Westerhaus goes on to point out that even if the NCAA regarded penalties as important, getting some binding standards adopted would be extremely difficult because all member schools autonomously set their own institution-wide hiring practices.

But look: Exceptions have been made before. All universities set their own academic honor codes, but the NCAA has approved mechanisms to take back bowl money and scholarships when athletic programs cheat. The NCAA already has passed measures in which member schools can lose athletic scholarships if their sports programs don't meet a list of criterion that include acceptable graduation rates.

Why can't or shouldn't the hiring of minorities be treated with the same import? Why haven't incentives or penalties even been put to a vote?

College sports haven't been held to the fire nearly enough on minority hiring.

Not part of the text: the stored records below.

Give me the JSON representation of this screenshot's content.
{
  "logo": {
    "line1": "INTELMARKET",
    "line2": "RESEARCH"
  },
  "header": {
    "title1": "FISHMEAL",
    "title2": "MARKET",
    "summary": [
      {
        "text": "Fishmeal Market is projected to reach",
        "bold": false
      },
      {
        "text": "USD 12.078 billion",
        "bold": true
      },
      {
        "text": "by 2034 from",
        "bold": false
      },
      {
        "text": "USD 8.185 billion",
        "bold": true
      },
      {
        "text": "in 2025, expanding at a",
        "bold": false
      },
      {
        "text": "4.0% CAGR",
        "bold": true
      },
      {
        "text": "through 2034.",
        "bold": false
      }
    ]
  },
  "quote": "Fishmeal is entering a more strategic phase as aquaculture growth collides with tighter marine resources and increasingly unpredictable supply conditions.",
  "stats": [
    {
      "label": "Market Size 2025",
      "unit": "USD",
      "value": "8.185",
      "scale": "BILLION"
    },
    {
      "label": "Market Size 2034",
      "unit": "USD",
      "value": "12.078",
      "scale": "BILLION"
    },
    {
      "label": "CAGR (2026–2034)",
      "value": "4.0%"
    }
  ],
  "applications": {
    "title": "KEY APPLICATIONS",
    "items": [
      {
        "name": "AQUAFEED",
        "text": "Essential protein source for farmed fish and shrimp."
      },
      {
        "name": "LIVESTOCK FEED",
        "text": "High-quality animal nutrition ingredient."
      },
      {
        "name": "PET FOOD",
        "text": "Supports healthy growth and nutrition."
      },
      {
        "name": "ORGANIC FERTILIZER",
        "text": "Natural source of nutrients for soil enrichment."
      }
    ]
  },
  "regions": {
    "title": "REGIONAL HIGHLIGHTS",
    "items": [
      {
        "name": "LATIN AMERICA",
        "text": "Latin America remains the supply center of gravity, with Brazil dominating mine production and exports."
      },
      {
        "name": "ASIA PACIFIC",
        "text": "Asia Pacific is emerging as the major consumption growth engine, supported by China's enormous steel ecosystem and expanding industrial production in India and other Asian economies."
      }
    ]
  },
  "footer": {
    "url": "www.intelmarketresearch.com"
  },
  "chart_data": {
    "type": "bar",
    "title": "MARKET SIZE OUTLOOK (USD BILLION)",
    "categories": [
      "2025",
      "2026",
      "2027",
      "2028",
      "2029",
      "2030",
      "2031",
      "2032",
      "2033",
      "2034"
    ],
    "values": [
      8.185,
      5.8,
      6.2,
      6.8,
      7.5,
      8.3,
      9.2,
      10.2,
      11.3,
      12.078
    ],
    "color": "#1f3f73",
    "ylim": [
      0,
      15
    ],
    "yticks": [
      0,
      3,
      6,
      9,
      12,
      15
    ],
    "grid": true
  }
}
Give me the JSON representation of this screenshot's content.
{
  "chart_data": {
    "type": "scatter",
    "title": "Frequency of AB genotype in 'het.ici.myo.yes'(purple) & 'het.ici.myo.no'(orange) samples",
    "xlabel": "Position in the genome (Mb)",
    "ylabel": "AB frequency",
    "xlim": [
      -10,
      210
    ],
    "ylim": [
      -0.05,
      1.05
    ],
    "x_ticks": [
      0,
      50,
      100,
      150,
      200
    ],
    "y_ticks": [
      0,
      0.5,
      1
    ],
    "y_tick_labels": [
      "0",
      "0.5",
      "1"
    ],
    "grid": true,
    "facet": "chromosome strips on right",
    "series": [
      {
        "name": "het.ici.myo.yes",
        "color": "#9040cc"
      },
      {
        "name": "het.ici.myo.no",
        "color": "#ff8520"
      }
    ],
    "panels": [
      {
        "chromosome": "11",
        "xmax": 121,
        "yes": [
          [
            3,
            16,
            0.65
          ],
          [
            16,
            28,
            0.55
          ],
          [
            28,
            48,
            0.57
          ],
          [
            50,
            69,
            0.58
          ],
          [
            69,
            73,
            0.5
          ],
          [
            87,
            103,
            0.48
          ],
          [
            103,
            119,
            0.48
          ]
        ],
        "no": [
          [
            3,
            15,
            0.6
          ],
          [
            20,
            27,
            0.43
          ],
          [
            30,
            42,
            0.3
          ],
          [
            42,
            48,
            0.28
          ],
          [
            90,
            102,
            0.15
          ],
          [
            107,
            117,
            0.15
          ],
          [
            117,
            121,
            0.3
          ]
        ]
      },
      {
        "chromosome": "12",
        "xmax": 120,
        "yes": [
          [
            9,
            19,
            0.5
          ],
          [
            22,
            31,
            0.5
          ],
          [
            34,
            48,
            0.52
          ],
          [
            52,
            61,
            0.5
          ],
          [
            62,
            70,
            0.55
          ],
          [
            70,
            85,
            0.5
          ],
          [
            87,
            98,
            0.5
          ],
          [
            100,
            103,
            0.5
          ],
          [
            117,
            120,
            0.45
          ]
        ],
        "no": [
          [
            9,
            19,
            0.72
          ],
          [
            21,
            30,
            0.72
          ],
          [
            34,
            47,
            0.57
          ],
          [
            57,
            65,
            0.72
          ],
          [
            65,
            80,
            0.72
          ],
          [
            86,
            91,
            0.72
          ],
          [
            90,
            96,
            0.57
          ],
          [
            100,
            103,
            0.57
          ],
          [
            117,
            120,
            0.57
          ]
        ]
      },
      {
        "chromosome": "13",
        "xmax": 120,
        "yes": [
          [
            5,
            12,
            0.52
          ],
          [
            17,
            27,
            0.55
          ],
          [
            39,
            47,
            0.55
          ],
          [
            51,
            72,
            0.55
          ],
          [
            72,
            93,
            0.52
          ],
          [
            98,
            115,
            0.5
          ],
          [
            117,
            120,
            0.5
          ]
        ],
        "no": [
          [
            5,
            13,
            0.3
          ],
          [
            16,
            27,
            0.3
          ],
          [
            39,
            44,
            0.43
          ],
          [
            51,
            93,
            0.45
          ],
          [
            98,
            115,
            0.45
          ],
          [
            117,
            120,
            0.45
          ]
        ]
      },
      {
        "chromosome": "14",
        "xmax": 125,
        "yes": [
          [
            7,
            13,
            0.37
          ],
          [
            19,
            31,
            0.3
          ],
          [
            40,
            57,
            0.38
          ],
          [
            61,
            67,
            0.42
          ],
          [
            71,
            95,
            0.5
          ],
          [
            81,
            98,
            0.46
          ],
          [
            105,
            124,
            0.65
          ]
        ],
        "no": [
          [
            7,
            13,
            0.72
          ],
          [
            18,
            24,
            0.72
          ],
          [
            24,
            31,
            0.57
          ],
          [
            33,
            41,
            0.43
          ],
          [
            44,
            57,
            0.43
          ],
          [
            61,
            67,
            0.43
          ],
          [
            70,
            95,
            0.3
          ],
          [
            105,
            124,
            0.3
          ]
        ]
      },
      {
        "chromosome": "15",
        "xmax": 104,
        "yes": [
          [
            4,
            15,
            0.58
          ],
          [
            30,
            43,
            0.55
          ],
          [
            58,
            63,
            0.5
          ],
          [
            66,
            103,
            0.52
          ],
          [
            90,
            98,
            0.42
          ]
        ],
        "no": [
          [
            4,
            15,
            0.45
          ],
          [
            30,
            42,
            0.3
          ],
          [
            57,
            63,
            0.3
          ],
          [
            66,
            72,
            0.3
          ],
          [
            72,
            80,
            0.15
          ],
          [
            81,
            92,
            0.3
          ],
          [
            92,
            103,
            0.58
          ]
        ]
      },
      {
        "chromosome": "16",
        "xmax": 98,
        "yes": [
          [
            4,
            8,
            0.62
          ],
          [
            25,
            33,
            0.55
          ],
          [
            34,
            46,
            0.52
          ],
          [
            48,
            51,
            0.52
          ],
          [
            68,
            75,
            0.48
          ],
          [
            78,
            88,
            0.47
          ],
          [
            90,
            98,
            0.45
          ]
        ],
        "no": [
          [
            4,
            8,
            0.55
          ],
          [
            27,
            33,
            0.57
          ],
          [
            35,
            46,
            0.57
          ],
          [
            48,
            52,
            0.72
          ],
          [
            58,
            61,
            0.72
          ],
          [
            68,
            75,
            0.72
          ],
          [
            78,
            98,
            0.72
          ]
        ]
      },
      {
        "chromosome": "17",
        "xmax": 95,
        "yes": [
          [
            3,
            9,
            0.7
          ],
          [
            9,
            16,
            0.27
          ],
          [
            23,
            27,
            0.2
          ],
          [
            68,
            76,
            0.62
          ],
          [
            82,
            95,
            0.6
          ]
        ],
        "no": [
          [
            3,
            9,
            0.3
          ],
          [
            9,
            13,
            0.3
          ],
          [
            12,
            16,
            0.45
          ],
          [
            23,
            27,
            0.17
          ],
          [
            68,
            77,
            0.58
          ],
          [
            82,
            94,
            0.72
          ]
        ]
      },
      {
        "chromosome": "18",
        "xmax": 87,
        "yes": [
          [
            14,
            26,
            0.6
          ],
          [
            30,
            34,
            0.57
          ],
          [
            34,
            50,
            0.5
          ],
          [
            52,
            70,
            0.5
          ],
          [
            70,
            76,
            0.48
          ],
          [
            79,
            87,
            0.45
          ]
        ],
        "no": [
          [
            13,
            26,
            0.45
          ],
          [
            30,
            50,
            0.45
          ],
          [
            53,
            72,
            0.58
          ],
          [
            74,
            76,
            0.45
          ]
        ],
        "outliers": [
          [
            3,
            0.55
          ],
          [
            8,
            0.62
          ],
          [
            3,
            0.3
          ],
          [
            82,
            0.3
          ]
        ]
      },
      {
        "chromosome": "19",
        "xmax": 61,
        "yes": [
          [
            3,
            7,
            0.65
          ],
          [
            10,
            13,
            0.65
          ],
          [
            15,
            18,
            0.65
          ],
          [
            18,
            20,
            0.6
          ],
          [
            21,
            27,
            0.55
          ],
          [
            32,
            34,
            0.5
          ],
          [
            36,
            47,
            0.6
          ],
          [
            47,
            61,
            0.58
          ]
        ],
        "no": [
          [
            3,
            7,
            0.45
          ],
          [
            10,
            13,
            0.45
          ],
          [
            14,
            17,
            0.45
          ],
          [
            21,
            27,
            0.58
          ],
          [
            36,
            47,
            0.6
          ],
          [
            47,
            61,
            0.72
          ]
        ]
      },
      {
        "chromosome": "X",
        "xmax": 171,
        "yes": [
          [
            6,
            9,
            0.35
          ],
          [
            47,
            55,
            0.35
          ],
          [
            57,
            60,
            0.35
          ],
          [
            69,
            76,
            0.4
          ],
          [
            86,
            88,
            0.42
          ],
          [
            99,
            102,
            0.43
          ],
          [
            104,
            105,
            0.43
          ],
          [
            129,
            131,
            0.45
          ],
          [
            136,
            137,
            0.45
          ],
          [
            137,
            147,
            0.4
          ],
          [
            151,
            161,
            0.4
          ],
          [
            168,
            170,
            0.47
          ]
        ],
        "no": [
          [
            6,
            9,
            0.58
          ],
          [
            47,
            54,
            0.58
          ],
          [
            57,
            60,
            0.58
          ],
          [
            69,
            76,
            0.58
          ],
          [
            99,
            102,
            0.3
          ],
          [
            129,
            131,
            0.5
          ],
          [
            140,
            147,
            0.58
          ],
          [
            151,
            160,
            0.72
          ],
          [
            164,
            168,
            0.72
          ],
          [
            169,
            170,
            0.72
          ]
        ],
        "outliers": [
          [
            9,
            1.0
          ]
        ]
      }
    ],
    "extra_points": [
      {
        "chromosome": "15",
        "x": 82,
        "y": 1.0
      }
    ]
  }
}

The sight of Dungy and Smith taking a stand in the next two weeks would be a sensational boost.

Minority report



Six of 119 head football coaches in Division 1-A are black (5%)

Coach School

Sylvester Croom Mississippi State

Karl Dorrell UCLA

Turner Gill Buffalo

Ron Price Kansas State

Tyrone Willingham Washington

Randy Shannon Miami

Six of 32 head coaches in the NFL are black (18.8%)

Coach Team

Romeo Crennel Cleveland Browns

Tony Dungy Indianapolis Colts

Herman Edwards Kansas City Chiefs

Marvin Lewis Cincinnati Bengals

Lovie Smith Chicago Bears

Mike Tomlin Pittsburgh Steelers


and my feelings on the subject: Zennie and I have been going back and forth the last day+ about this. I agree with Both Zennie's Prior post regarding the Raiders' Most recent Hire, and in general that Minority Hiring Practices In the NFL, NCAA, and several other Sports governing bodies are far behind the times. However, most of what Ms. Howard says in this piece above also makes sense. In college, the people holding the purse strings don't always want to embrace change, even if it's the right thing to do. I'm lucky enough to work for one of the Nicest, Smartest football people i ever met. He also just happens to be an African American. But NYC is ahead of the curve on such things, in both the public and private sector.
I also feel that it shouldn't be "Equality" for some, it should be Equality for ALL....
And Yes: there are PLENTY of Capable Minority assistant coaches at the College level(and High School) who are qualified to be head coaches.